Environmentally-Friendly 401(k) Options Are Rare
While the Biden administration overturned a Trump-era ruling that made it difficult for fiduciaries to take climate change and other ESG factors into account when choosing 401(k) plans, most are still wary to do so given fears around performance as well as challenges in identifying which companies are truly sustainability when almost all now try to position themselves as such.
"Despite a large body of evidence that shows ESG funds tend to perform as well or better than non-ESG funds, a persistent misperception remains that they don't," Georges Dyer, who co-founded the Crane Institute of Sustainability non-profit, told CNBC at the GreenFin conference in Boston.
Sometimes justified and sometimes unjustified fears of taking a risk with clients' retirement savings is the primary fear behind not offering an ESG-focused plan through the workforce. When ESG fund flows in the U.S. lost more than $6 billion and dropped to their lowest level in five years in the last quarter of 2022 amid a war in Europe and global uncertainty, critics of an ESG strategy got some major talking points.
But according to a report from financial services firm Morningstar, ESG funds still outperformed regular funds with $3 billion in profits when looking at 2022 as a whole and are expected to do even better in 2023. Another report from PwC found that ESG assets under management around the world will reach $33.9 trillion by 2026. Many younger workers are also specifically requesting such options from their employer.
There Are Misconceptions About ESG and 401(k)s
"When companies provide employees with 401(k) retirement accounts, they accept responsibility that the funds within their plans live up to their descriptions," CFA Paul Swanson wrote for TheStreet's Retirement Daily. "But the lack of a global standard means it can be hard to tell if an ESG fund has achieved or will ever achieve its goals."
While individual investors are increasingly factoring in climate change and other environmental considerations into their choices, risk-aversion has long been the strategy for employer-offered 401(k) plans.

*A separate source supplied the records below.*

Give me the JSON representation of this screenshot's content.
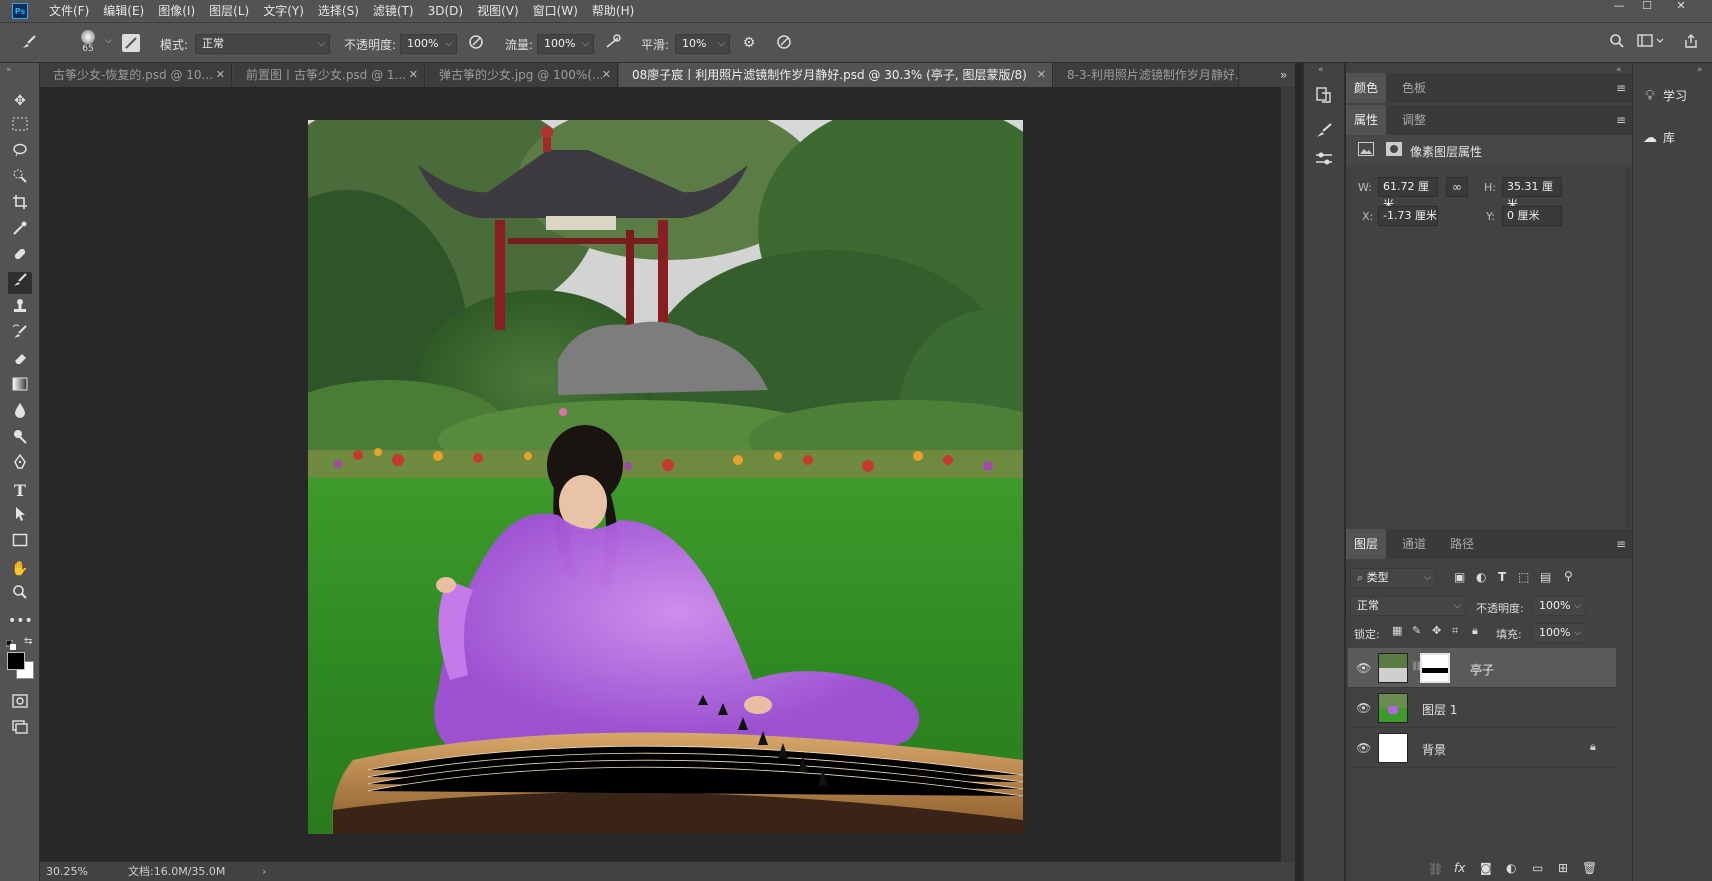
{
  "app": {
    "logo_text": "Ps"
  },
  "menu": [
    "文件(F)",
    "编辑(E)",
    "图像(I)",
    "图层(L)",
    "文字(Y)",
    "选择(S)",
    "滤镜(T)",
    "3D(D)",
    "视图(V)",
    "窗口(W)",
    "帮助(H)"
  ],
  "options": {
    "brush_size": "65",
    "mode_label": "模式:",
    "mode_value": "正常",
    "opacity_label": "不透明度:",
    "opacity_value": "100%",
    "flow_label": "流量:",
    "flow_value": "100%",
    "smoothing_label": "平滑:",
    "smoothing_value": "10%"
  },
  "tabs": [
    {
      "label": "古筝少女-恢复的.psd @ 10..."
    },
    {
      "label": "前置图丨古筝少女.psd @ 1..."
    },
    {
      "label": "弹古筝的少女.jpg @ 100%(..."
    },
    {
      "label": "08廖子宸丨利用照片滤镜制作岁月静好.psd @ 30.3% (亭子, 图层蒙版/8)"
    },
    {
      "label": "8-3-利用照片滤镜制作岁月静好.jp"
    }
  ],
  "status": {
    "zoom": "30.25%",
    "doc": "文档:16.0M/35.0M"
  },
  "panels": {
    "color_tabs": [
      "颜色",
      "色板"
    ],
    "props_tabs": [
      "属性",
      "调整"
    ],
    "props_title": "像素图层属性",
    "w_label": "W:",
    "w_value": "61.72 厘米",
    "h_label": "H:",
    "h_value": "35.31 厘米",
    "x_label": "X:",
    "x_value": "-1.73 厘米",
    "y_label": "Y:",
    "y_value": "0 厘米",
    "layers_tabs": [
      "图层",
      "通道",
      "路径"
    ],
    "filter_value": "类型",
    "blend_value": "正常",
    "opacity_label": "不透明度:",
    "opacity_value": "100%",
    "lock_label": "锁定:",
    "fill_label": "填充:",
    "fill_value": "100%",
    "layers": [
      {
        "name": "亭子"
      },
      {
        "name": "图层 1"
      },
      {
        "name": "背景"
      }
    ]
  },
  "rightcol": {
    "learn": "学习",
    "library": "库"
  },
  "colors": {
    "accent": "#31a8ff",
    "ui_bg": "#535353",
    "panel_bg": "#424242",
    "canvas_bg": "#282828"
  }
}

Even with long-term numbers showing that ESG funds preform similarly to non-ESG funds in the long term, any signs of volatility are enough to spook fiduciaries into taking a more conservative approach.
"There has been significant growth in the availability of ESG funds over the past five years, but including them in 401(k) plans has been slower," Dyer said. "[...] “If they have gone through a process of selecting funds they are confident in including, they can be hesitant to trade those out for new funds."